Industries with a VR Future
Beyond entertainment, virtual reality could play an important role in a number of fields. Healthcare is a prime example of VR’s many uses. VR simulations of a patient’s anatomy can aid in diagnosis, and can also help doctors understand the effects of treatment. In addition, VR can help with rehabilitation for patients dealing with strokes and brain injuries by framing rehab exercises as a fun game.

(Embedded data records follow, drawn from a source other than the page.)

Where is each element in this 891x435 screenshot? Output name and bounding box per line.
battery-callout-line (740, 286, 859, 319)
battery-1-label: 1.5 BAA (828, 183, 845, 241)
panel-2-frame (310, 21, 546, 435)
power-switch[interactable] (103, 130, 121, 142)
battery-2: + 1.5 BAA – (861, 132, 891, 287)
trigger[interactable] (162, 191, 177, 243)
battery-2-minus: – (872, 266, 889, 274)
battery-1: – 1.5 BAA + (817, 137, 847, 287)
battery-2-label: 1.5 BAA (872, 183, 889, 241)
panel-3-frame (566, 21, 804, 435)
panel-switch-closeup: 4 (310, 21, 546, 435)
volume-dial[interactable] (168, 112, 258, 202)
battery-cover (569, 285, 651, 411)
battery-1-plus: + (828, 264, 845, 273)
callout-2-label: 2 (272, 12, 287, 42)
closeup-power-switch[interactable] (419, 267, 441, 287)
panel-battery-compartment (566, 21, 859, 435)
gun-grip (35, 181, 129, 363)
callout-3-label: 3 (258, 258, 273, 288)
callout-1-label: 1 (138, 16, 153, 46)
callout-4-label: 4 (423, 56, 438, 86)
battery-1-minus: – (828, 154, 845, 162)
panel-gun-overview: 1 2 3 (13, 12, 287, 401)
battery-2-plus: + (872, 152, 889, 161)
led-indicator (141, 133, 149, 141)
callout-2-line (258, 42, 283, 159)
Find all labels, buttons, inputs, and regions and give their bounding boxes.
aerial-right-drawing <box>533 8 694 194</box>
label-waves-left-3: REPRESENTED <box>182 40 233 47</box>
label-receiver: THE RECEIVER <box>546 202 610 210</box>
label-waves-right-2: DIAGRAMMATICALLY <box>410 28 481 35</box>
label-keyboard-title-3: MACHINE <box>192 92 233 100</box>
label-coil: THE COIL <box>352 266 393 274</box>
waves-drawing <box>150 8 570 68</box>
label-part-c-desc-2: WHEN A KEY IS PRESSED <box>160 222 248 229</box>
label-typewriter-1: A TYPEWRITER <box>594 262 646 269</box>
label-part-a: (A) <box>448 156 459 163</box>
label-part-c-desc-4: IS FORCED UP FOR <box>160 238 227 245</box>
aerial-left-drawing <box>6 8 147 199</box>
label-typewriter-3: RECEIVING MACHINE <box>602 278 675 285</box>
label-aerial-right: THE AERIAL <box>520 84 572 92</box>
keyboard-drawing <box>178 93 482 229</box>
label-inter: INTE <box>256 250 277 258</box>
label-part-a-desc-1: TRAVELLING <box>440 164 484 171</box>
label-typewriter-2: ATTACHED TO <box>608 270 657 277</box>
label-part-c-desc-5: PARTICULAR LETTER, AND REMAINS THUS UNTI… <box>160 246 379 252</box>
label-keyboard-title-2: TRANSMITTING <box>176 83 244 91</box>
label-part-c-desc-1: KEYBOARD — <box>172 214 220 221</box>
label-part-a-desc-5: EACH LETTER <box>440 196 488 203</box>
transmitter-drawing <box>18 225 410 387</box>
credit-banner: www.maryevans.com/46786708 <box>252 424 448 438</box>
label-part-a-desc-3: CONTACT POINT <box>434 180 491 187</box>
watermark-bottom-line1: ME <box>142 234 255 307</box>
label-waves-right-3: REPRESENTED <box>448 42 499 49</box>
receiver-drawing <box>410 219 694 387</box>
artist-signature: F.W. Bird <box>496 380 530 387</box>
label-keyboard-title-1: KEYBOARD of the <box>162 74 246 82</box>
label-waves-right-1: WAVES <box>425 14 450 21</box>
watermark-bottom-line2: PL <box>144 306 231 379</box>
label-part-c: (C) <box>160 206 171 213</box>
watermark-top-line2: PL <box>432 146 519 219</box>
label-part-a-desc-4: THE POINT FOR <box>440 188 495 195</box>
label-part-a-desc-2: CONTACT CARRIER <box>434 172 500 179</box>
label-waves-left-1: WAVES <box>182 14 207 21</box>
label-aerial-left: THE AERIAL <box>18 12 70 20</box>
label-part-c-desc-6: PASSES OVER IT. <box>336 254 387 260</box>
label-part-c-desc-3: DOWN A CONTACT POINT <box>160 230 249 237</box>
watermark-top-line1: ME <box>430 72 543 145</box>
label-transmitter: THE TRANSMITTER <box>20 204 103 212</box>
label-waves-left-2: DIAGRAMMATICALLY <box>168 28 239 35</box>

Have you ever considered how VR could revolutionise the way you shop? Virtual reality could streamline the retail industry, allowing customers to experience items without the store having the item physically on-site. Imagine choosing your sofa colour with a VR headset on!
In addition, the ability to simulate buildings through VR could disrupt the architecture industry. When designing a building, architects could create a VR model, manipulating the lighting, materials and other aspects to experience what the structure will be like once it’s built. This method of designing could save millions of dollars in design flaws during the construction process.
One of the most exciting possibilities for VR is its use in education. Virtual reality will allow students to experience science and history for themselves—taking a tour of a human cell or walking the Great Wall of China through VR could give pupils incredible insights and personal perspectives. VR could also bring together students from all over the world in the same classroom—without the students having to leave their homes.
What It Means for Us
Though we’ve been gearing up for the dawn of a ‘virtual reality era’ for years now, recent innovations and growth in the industry are promising. The release of VR headsets for home entertainment use is just the beginning. Virtual reality has the capability to transform so many areas of our lives, from the way we shop for groceries to the way our children study for tests, and new applications will develop as we become accustomed to VR in our daily activities.
For Tej Kohli, business and emerging technologies like VR are inextricably linked. Investing time and energy into exploring the possibilities of virtual reality can help us flourish in the workplace, ultimately leading to more innovation and a better future.